We are all related to each other, separated by only six people--six degrees of separation. You may not think you have anything in common with a monk in Tibet, but if you could trace a path through the right six people, you'd find a direct connection. This intriguing, if dubious, hypothesis is the leitmotif of one of the best American plays of the decade. Six Degrees of Separation, now in its stunning regional premiere at the Theatre on Broadway, explores in fully contemporary tragicomic terms the ancient theme of brotherhood and responsibility. Playwright John Guare finds a new way to ask, "Am I my brother's keeper?"
Guare takes us down a long and winding road to find the answer, the twists and turns of which reveal miles of truths about American culture and middle-class pretensions. Guare and the crack cast of this production open up one of those rare vistas of understanding in which we see our recent history spread out before us.
Ouisa and Flan live a comfortable hand-to-mouth existence as art dealers. As the play opens, they are entertaining a liberal white South African millionaire, caressing $2 million out of him to buy a Cezanne (secretly placed on the market) to sell to Japanese investors. Just as they are about to leave for dinner, a young African-American man stumbles into their apartment, the apparent victim of a mugging. Young Paul claims to know their children at Harvard. He also claims to be the son of actor Sidney Poitier.
The kid lies a mile a minute, claiming that his father is casting for the film version of Cats, and promising Ouisa, Flan and their guest Geoffrey parts as extras in his dad's new film. The white folks are completely taken in by Paul's charm, by his intellectual acumen and by their own desire to appear in a movie. Ouisa and Flan insist that he stay with them, and even give him $50 to tide him over. But when Ouisa goes to wake him in the morning, he surprises her with another startling dimension to his personality.
Little by little, Ouisa and Flan learn more about Paul from the parents of their kids' friends. Outraged and hurt, the sophisticated New Yorkers are chagrined to learn just what putty they have been in the hands of a gifted con artist.
And yet, as unsympathetic as Paul appears to be, there is more to his story than meets the eye. He could be anything at all, succeed at anything he chooses to do--with a little help. Why is he wasting his talents like this? And as kindly and open as the middle-class parents seem to be, there is something petty and unsavory about them, too. Why do their children despise them? And who are they to despise Paul? Gradually, Ouisa becomes more and more conscious of how empty her life is--and Paul, despite his perpetual dishonesty, awakens her conscience.
The play itself has a deceptively complex form, starting out rather flat and slowly developing three dimensions--almost like a pop-up book. Deborah Persoff returns yet another luminous performance as Ouisa; her sensitive reading of the role offers the most carefully developed character in the production.

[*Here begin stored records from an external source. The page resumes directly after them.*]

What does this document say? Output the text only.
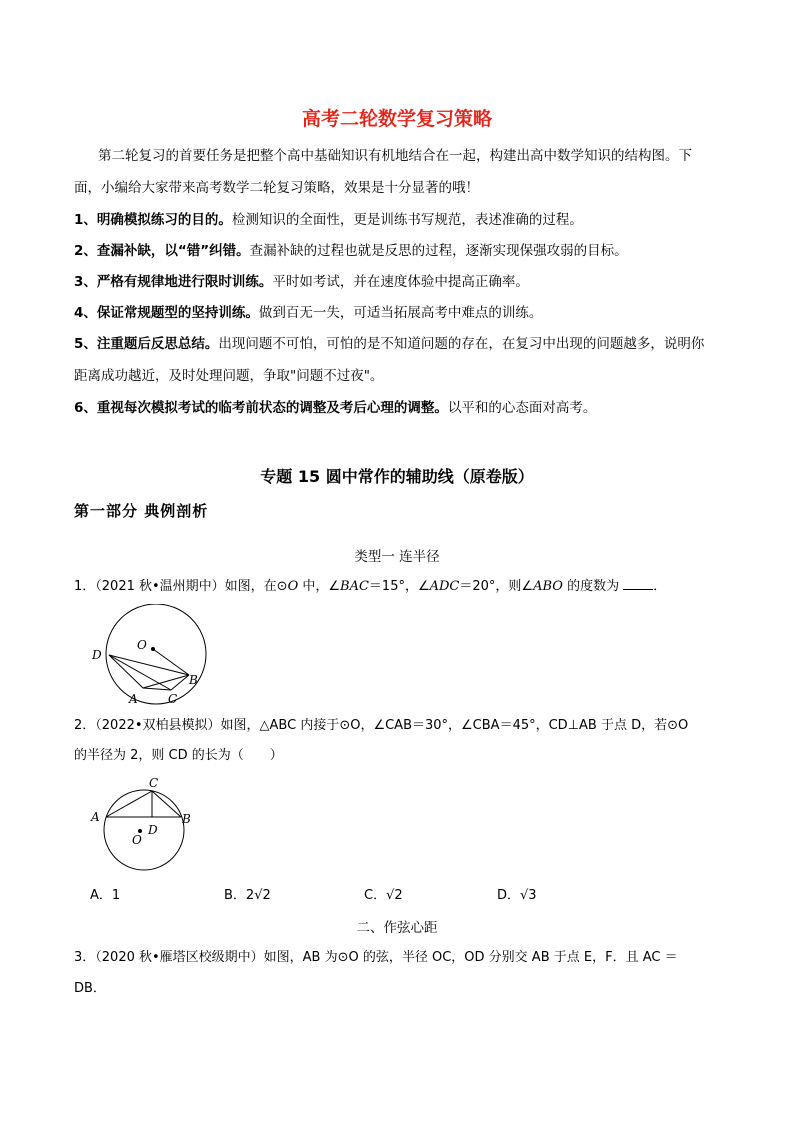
高考二轮数学复习策略
第二轮复习的首要任务是把整个高中基础知识有机地结合在一起，构建出高中数学知识的结构图。下
面，小编给大家带来高考数学二轮复习策略，效果是十分显著的哦！
1、明确模拟练习的目的。检测知识的全面性，更是训练书写规范，表述准确的过程。
2、查漏补缺，以“错”纠错。查漏补缺的过程也就是反思的过程，逐渐实现保强攻弱的目标。
3、严格有规律地进行限时训练。平时如考试，并在速度体验中提高正确率。
4、保证常规题型的坚持训练。做到百无一失，可适当拓展高考中难点的训练。
5、注重题后反思总结。出现问题不可怕，可怕的是不知道问题的存在，在复习中出现的问题越多，说明你
距离成功越近，及时处理问题，争取"问题不过夜"。
6、重视每次模拟考试的临考前状态的调整及考后心理的调整。以平和的心态面对高考。
专题 15 圆中常作的辅助线（原卷版）
第一部分 典例剖析
类型一 连半径
1．（2021 秋•温州期中）如图，在⊙O 中，∠BAC＝15°，∠ADC＝20°，则∠ABO 的度数为 ．
O
D
B
A	C
2．（2022•双柏县模拟）如图，△ABC 内接于⊙O，∠CAB＝30°，∠CBA＝45°，CD⊥AB 于点 D，若⊙O
的半径为 2，则 CD 的长为（　　）
C
A	B
D
O
A．1	B．2√2	C．√2	D．√3
二、作弦心距
3．（2020 秋•雁塔区校级期中）如图，AB 为⊙O 的弦，半径 OC，OD 分别交 AB 于点 E，F．且 AC ＝
DB．
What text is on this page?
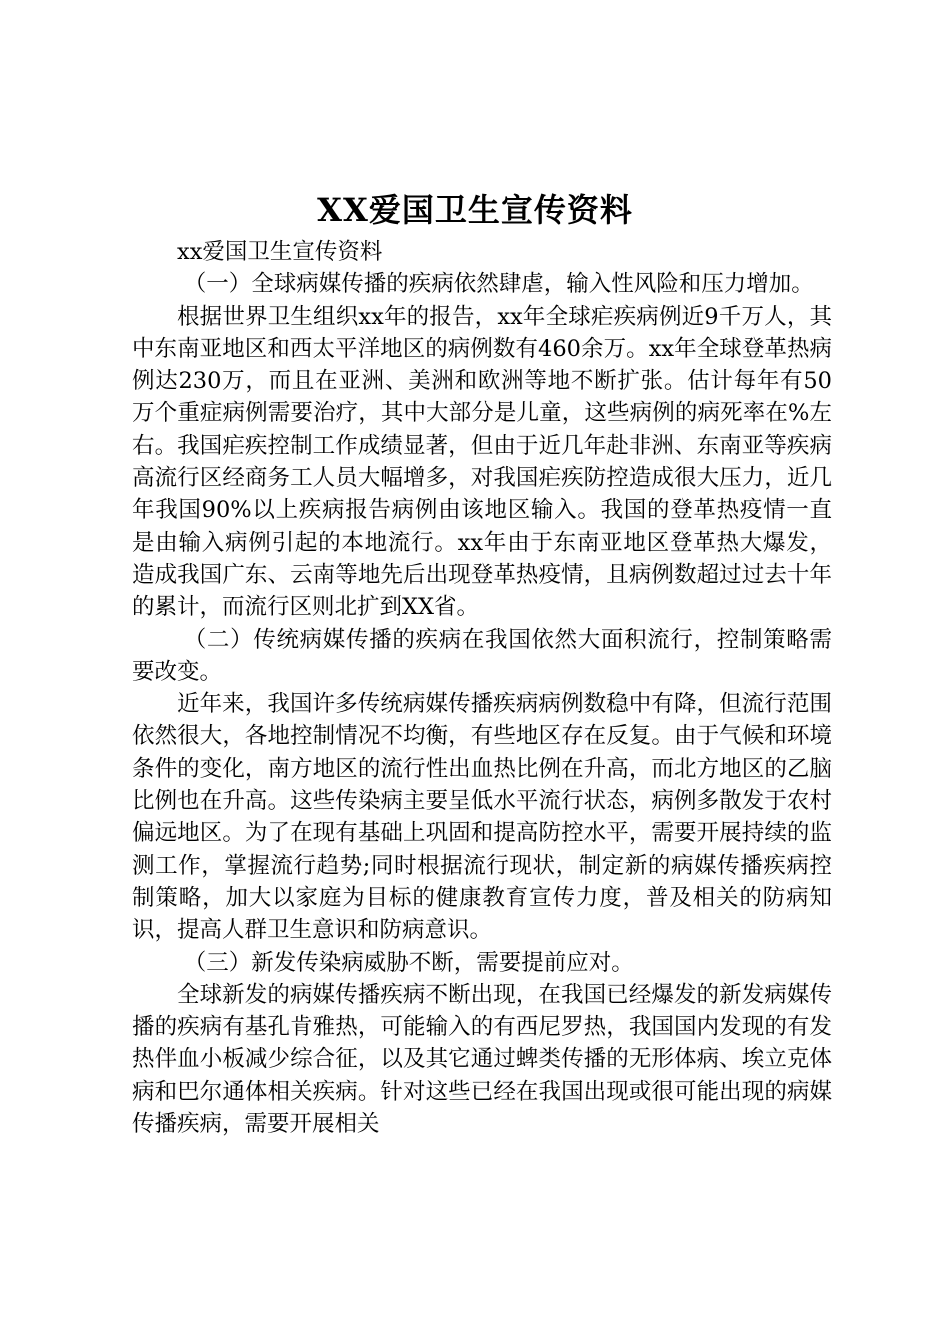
XX爱国卫生宣传资料

xx爱国卫生宣传资料

（一）全球病媒传播的疾病依然肆虐，输入性风险和压力增加。

根据世界卫生组织xx年的报告，xx年全球疟疾病例近9千万人，其中东南亚地区和西太平洋地区的病例数有460余万。xx年全球登革热病例达230万，而且在亚洲、美洲和欧洲等地不断扩张。估计每年有50万个重症病例需要治疗，其中大部分是儿童，这些病例的病死率在%左右。我国疟疾控制工作成绩显著，但由于近几年赴非洲、东南亚等疾病高流行区经商务工人员大幅增多，对我国疟疾防控造成很大压力，近几年我国90%以上疾病报告病例由该地区输入。我国的登革热疫情一直是由输入病例引起的本地流行。xx年由于东南亚地区登革热大爆发，造成我国广东、云南等地先后出现登革热疫情，且病例数超过过去十年的累计，而流行区则北扩到XX省。

（二）传统病媒传播的疾病在我国依然大面积流行，控制策略需要改变。

近年来，我国许多传统病媒传播疾病病例数稳中有降，但流行范围依然很大，各地控制情况不均衡，有些地区存在反复。由于气候和环境条件的变化，南方地区的流行性出血热比例在升高，而北方地区的乙脑比例也在升高。这些传染病主要呈低水平流行状态，病例多散发于农村偏远地区。为了在现有基础上巩固和提高防控水平，需要开展持续的监测工作，掌握流行趋势;同时根据流行现状，制定新的病媒传播疾病控制策略，加大以家庭为目标的健康教育宣传力度，普及相关的防病知识，提高人群卫生意识和防病意识。

（三）新发传染病威胁不断，需要提前应对。

全球新发的病媒传播疾病不断出现，在我国已经爆发的新发病媒传播的疾病有基孔肯雅热，可能输入的有西尼罗热，我国国内发现的有发热伴血小板减少综合征，以及其它通过蜱类传播的无形体病、埃立克体病和巴尔通体相关疾病。针对这些已经在我国出现或很可能出现的病媒传播疾病，需要开展相关
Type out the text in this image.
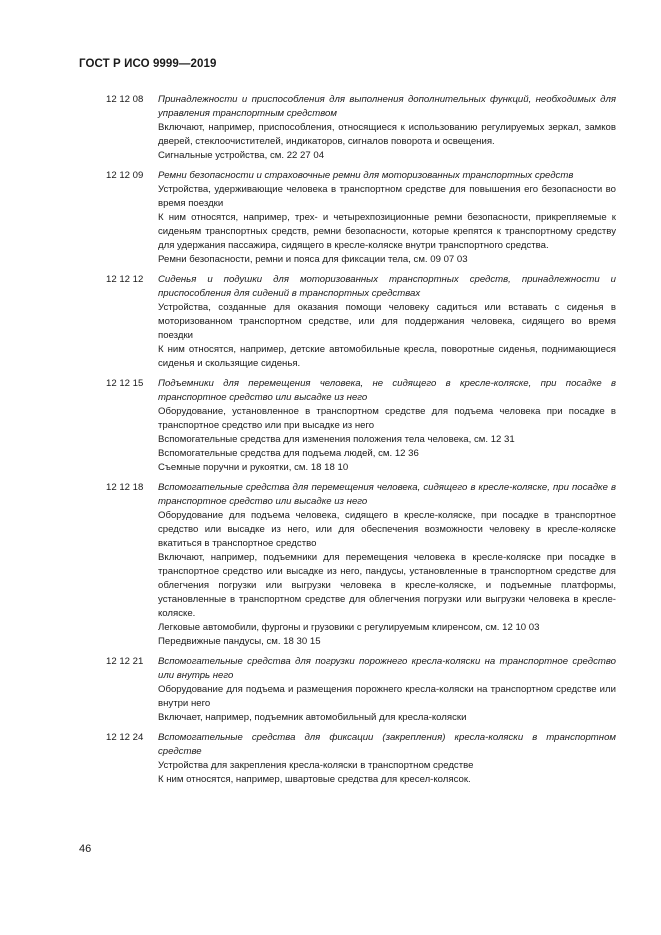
ГОСТ Р ИСО 9999—2019
12 12 08	Принадлежности и приспособления для выполнения дополнительных функций, необходимых для управления транспортным средством
Включают, например, приспособления, относящиеся к использованию регулируемых зеркал, замков дверей, стеклоочистителей, индикаторов, сигналов поворота и освещения.
Сигнальные устройства, см. 22 27 04
12 12 09	Ремни безопасности и страховочные ремни для моторизованных транспортных средств
Устройства, удерживающие человека в транспортном средстве для повышения его безопасности во время поездки
К ним относятся, например, трех- и четырехпозиционные ремни безопасности, прикрепляемые к сиденьям транспортных средств, ремни безопасности, которые крепятся к транспортному средству для удержания пассажира, сидящего в кресле-коляске внутри транспортного средства.
Ремни безопасности, ремни и пояса для фиксации тела, см. 09 07 03
12 12 12	Сиденья и подушки для моторизованных транспортных средств, принадлежности и приспособления для сидений в транспортных средствах
Устройства, созданные для оказания помощи человеку садиться или вставать с сиденья в моторизованном транспортном средстве, или для поддержания человека, сидящего во время поездки
К ним относятся, например, детские автомобильные кресла, поворотные сиденья, поднимающиеся сиденья и скользящие сиденья.
12 12 15	Подъемники для перемещения человека, не сидящего в кресле-коляске, при посадке в транспортное средство или высадке из него
Оборудование, установленное в транспортном средстве для подъема человека при посадке в транспортное средство или при высадке из него
Вспомогательные средства для изменения положения тела человека, см. 12 31
Вспомогательные средства для подъема людей, см. 12 36
Съемные поручни и рукоятки, см. 18 18 10
12 12 18	Вспомогательные средства для перемещения человека, сидящего в кресле-коляске, при посадке в транспортное средство или высадке из него
Оборудование для подъема человека, сидящего в кресле-коляске, при посадке в транспортное средство или высадке из него, или для обеспечения возможности человеку в кресле-коляске вкатиться в транспортное средство
Включают, например, подъемники для перемещения человека в кресле-коляске при посадке в транспортное средство или высадке из него, пандусы, установленные в транспортном средстве для облегчения погрузки или выгрузки человека в кресле-коляске, и подъемные платформы, установленные в транспортном средстве для облегчения погрузки или выгрузки человека в кресле-коляске.
Легковые автомобили, фургоны и грузовики с регулируемым клиренсом, см. 12 10 03
Передвижные пандусы, см. 18 30 15
12 12 21	Вспомогательные средства для погрузки порожнего кресла-коляски на транспортное средство или внутрь него
Оборудование для подъема и размещения порожнего кресла-коляски на транспортном средстве или внутри него
Включает, например, подъемник автомобильный для кресла-коляски
12 12 24	Вспомогательные средства для фиксации (закрепления) кресла-коляски в транспортном средстве
Устройства для закрепления кресла-коляски в транспортном средстве
К ним относятся, например, швартовые средства для кресел-колясок.
46
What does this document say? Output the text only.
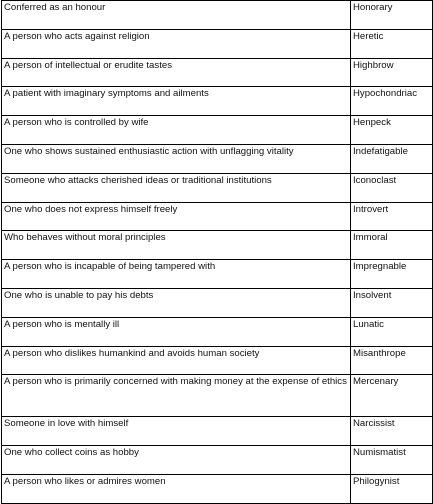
Conferred as an honour	Honorary
A person who acts against religion	Heretic
A person of intellectual or erudite tastes	Highbrow
A patient with imaginary symptoms and ailments	Hypochondriac
A person who is controlled by wife	Henpeck
One who shows sustained enthusiastic action with unflagging vitality	Indefatigable
Someone who attacks cherished ideas or traditional institutions	Iconoclast
One who does not express himself freely	Introvert
Who behaves without moral principles	Immoral
A person who is incapable of being tampered with	Impregnable
One who is unable to pay his debts	Insolvent
A person who is mentally ill	Lunatic
A person who dislikes humankind and avoids human society	Misanthrope
A person who is primarily concerned with making money at the expense of ethics	Mercenary
Someone in love with himself	Narcissist
One who collect coins as hobby	Numismatist
A person who likes or admires women	Philogynist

Paul touches Ouisa, but it's up to Ouisa to illuminate Paul's true nature--and Persoff does this with impeccable skill, turning the screw delicately, carefully, precisely, until the whole emotional construct of the play stands up solidly. As a comic actress, she masters the perfect tone of innocence and urbanity, intelligence and near sociopolitical imbecility that the play requires. And as a dramatic actress, she reaches inward to the depths of her own wellspring of maternal feeling and social consciousness. Every word feels authentic, bright and new.
Keithwayne Brock Johnson's Paul is a terrific match for Persoff's Ouisa. Poised, charming and full of grace, Johnson creates a wholly adorable rogue--and then turns that perception upside down, revealing the troubled, aching spirit within. It is Johnson's fully realized humanity that applies the sting we take away with us.
Director Steven Tangedal designed the wonderful set and sharp lighting, and he moves his characters around that set with consummate elegance. Paul Page as Flan, J.B. Trost as another parent and Renee Goldberg as Ouisa's daughter, Tess, give standout performances. There are simply no weak links.
Guare's story leaves us with a painful contemporary dilemma: the tension between rich and poor, black and white, age and youth, the privileged and the deprived. The laughter here smoothes the sharp edges of the bitter final revelations. But six degrees of separation are too much. And truth hurts.